As regiões autónomas dos Açores e da Madeira foram as que registaram maiores taxas de incidência, com o distrito de Beja a registar o menor número de crimes. 80% das vítimas tem mais de 25 anos, mas há também uma elevada percentagem de menores de 16 anos a apresentar queixa.

Globalmente, atingidos por este crime, tipificado no Código Penal como crime público, são três em cada mil habitantes. O número de detenções tem vindo a aumentar, de acordo com o Relatório Anual de Segurança Interna, como resultado de um maior esforço preventivo. E em mais de 70% dos casos são as vítimas quem faz a denúncia.

Depois do primeiro passo, a denúncia

Na APAV, após uma avaliação da situação da vítima, é-lhe prestado apoio psicológico, social e jurídico, incluindo informações sobre os seus direitos. Apresentar queixa às autoridades é um deles.

"A decisão é da vítima. Não podemos obrigar as pessoas a fazer o que não querem. A questão da apresentação de queixa não é fácil e tem de ser trabalhada. Temos de acompanhar as vítimas durante algum tempo, até que estas estejam mais fortalecidas e se sintam capazes de fazer a denúncia".

Mas o processo também decorre no sentido inverso. À APAV, chegam casos de violência doméstica encaminhados pelas autoridades, decorrentes da cooperação que é mantida com a PSP, GNR e Polícia Judiciária.

À PSP chegaram no ano passado cerca de 2.500 denúncias feitas por homens, maioritariamente naturais das regiões autónomas, de Lisboa, Porto e Setúbal. A GNR destaca ainda Braga e Aveiro. Maus tratos físicos e psíquicos foram reportados àquelas forças policiais, prevalecendo as referências ao recurso a armas brancas.

Não, eles não têm de ser mais fracos fisicamente

A força não é, como explica Carolina Gomes, determinante na vida destes casais. Enquanto eles usam normalmente linguagem mais crua (o insulto) e se fazem valer da força, as mulheres agressoras "são mais subtis na violência psicológica que exercem. Fazem-no de forma mais 'rebuscada' e continuada, apostando na desvalorização, manipulação e humilhação".

Estes homens não são necessariamente mais fracos, ao contrário do que se possa pensar. Muitas vezes, explica a psicóloga, "são homens que estão presos afetivamente e não querem partir para um quadro de violência, porque esta não faz parte dos seus padrões comportamentais".

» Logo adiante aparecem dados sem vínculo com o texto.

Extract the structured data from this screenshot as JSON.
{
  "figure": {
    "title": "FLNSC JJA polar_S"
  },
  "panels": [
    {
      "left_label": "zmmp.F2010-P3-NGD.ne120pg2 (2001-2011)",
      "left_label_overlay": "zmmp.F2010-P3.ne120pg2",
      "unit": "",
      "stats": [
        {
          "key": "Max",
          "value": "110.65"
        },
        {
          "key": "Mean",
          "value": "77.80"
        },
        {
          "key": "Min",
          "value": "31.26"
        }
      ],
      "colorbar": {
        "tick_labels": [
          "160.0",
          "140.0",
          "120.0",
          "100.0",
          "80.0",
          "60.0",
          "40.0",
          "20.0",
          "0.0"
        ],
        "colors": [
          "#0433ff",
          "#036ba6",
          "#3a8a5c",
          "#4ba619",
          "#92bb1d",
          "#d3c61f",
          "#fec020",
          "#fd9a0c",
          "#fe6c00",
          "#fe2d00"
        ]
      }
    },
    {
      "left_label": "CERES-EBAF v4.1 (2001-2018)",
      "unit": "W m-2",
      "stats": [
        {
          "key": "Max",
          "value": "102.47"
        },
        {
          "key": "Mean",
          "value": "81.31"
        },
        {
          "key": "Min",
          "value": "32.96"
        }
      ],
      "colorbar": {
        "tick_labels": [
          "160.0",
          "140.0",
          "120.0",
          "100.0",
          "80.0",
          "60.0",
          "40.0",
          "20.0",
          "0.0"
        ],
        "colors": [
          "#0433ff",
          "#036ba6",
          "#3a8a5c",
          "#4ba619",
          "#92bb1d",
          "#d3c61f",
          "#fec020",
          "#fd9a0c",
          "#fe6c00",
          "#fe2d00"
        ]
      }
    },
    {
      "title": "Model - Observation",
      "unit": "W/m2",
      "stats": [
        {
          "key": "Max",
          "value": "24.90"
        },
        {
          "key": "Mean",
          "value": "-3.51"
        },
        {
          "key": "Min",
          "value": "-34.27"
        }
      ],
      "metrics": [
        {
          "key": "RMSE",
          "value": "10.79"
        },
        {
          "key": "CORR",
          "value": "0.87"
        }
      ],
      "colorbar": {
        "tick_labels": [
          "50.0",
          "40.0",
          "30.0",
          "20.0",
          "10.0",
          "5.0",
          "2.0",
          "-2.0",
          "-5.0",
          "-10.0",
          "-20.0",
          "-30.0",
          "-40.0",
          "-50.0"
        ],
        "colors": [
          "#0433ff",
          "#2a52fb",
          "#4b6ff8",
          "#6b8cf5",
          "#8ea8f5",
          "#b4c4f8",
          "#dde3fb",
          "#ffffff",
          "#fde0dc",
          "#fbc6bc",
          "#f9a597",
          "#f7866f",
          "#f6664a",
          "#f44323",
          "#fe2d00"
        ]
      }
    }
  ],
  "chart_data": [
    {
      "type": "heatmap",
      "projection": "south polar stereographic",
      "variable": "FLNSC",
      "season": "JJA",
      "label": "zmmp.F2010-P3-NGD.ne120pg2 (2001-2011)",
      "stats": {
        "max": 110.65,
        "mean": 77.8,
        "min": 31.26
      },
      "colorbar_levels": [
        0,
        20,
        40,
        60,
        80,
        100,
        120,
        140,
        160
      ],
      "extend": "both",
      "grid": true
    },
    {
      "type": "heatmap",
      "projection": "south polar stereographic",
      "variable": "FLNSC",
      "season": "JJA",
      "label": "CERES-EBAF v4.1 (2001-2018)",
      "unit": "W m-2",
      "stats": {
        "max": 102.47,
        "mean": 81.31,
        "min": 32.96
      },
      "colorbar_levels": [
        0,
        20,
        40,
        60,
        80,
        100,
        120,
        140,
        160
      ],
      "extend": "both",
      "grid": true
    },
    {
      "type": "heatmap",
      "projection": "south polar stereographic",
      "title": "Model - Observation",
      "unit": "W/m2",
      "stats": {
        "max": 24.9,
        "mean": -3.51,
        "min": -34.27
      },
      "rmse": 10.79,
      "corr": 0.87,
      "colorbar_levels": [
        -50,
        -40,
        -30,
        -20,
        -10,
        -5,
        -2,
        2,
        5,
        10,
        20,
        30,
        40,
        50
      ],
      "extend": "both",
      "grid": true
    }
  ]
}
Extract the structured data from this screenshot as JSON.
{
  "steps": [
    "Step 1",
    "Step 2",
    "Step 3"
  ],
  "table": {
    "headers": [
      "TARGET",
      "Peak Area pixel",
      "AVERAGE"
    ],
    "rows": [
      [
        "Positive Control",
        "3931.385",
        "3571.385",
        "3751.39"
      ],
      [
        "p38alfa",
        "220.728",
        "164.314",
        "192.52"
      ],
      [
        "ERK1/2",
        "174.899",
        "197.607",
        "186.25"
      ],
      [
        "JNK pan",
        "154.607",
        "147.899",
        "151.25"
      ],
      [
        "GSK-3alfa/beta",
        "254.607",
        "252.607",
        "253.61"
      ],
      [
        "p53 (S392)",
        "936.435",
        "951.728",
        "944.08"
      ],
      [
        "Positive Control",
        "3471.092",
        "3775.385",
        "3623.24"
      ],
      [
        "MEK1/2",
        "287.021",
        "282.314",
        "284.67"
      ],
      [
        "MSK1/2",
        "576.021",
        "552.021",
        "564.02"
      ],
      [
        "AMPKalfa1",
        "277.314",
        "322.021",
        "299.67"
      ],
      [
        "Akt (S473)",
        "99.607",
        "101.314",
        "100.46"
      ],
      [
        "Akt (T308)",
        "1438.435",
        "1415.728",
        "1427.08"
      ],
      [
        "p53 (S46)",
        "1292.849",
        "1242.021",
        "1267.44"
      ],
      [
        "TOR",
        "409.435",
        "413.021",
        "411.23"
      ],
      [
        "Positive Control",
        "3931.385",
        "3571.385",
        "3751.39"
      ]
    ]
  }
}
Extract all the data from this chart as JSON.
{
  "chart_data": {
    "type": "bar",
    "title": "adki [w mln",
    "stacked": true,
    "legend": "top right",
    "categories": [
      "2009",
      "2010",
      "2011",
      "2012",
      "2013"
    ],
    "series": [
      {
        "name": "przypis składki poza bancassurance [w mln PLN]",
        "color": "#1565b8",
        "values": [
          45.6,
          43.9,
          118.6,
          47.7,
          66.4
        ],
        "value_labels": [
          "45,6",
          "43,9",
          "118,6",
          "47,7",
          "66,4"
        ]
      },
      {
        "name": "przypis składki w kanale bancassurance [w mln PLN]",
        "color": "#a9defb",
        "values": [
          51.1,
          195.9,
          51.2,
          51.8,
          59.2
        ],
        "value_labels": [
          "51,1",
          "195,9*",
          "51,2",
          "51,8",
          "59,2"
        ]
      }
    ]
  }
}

Certo é que as consequências da violência doméstica exercida sobre homens são menos gravosas do que aquela que é exercida sobre o sexo feminino. Não tendo sido disponibilizados dados sobre possíveis mortes que possam advir das agressões, a PSP dá conta de que “mais de 90% dos homens agredidos apresenta apenas ferimentos ligeiros”.

Uma vez vítimas de violência doméstica, há uma parte da personalidade que se perde. Os homens, assim como as mulheres que atravessam situações semelhantes, ficam "desvalorizados, humilhados, desesperançados e com baixa autoestima".

Desde o primeiro pedido de ajuda ou denúncia, os processos tendem a ser morosos. Há, então, um longo caminho a trilhar até que a vítima recupere a autoestima e gosto pela vida perdidos. Um caminho que é de todos, não fosse este um crime público.